Nancy filed a Chapter 13 bankruptcy to take control of her financial situation and get a fresh start. During her bankruptcy, Nancy began to notice several errors on her report. Many creditors were illegally reporting things that were inaccurate or misleading, and her credit score began to go even lower. Despite this, Nancy was hopeful that her report would be cleaned up at the end of her case when she received her bankruptcy discharge.
By law, credit reporting agencies and the creditors who furnish information to those agencies must report accurate information. After a bankruptcy discharge, these same entities are required to clean up your report to match the new status of the debts that have been reported. Nancy was shocked to see that her credit report was not fixed after she received her discharge.

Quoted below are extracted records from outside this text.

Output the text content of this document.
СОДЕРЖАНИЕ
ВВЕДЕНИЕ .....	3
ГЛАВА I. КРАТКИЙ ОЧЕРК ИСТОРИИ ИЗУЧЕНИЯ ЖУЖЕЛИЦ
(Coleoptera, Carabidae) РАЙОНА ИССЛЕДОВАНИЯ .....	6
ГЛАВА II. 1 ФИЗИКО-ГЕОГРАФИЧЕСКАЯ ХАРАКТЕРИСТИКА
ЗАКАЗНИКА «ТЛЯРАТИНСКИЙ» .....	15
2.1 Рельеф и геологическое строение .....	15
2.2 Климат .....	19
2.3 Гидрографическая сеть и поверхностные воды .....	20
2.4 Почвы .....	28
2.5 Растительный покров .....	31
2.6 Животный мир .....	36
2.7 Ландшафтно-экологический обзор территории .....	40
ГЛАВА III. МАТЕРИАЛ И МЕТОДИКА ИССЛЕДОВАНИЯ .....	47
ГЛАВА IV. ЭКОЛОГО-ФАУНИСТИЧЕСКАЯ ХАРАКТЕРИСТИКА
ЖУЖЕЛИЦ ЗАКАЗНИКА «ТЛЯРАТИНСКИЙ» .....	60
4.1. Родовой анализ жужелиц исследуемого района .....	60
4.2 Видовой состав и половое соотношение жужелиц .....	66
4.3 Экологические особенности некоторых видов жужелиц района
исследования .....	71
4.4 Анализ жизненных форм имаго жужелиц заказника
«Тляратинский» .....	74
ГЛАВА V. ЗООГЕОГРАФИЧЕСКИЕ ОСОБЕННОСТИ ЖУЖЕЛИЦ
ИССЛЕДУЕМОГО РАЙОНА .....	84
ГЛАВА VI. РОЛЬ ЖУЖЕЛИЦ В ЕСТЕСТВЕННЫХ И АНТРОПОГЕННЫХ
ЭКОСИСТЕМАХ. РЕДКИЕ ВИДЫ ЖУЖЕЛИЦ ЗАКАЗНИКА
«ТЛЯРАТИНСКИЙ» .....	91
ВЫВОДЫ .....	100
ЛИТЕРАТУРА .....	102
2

Most notably, the debt collector from before her bankruptcy was still reporting that the debt was “in collections.” Nancy knew that what her creditors and the credit bureaus were doing was not right, but she did not even know where to start. Our firm was able to help her dispute these errors and have them removed, at no cost to Nancy. After the errors were removed, Nancy noticed that she still had some more work to do to get her credit back to where it was before she filed for bankruptcy. Our firm was able to give Nancy some tips, but what she really wanted was a program that would walk her through how to get her credit back on track, step by step.
That’s where the 720 Credit Score program comes in. 720 Credit Score was created to help consumers rebuild stable, long-term credit that will allow them to truly take advantage of the fresh start that bankruptcy can give. The program is online and is full of tools and resources to help debtors rebuild their credit after bankruptcy. This program is now being offered to any North Carolina consumer that filed for bankruptcy after March 1, 2022. This is not a program that is only available to our clients, nor is it limited to a certain district or city within North Carolina. Bankruptcy lawyers and their clients around the state should take advantage of this no-cost tool so that they can truly achieve the fresh start that bankruptcy intended.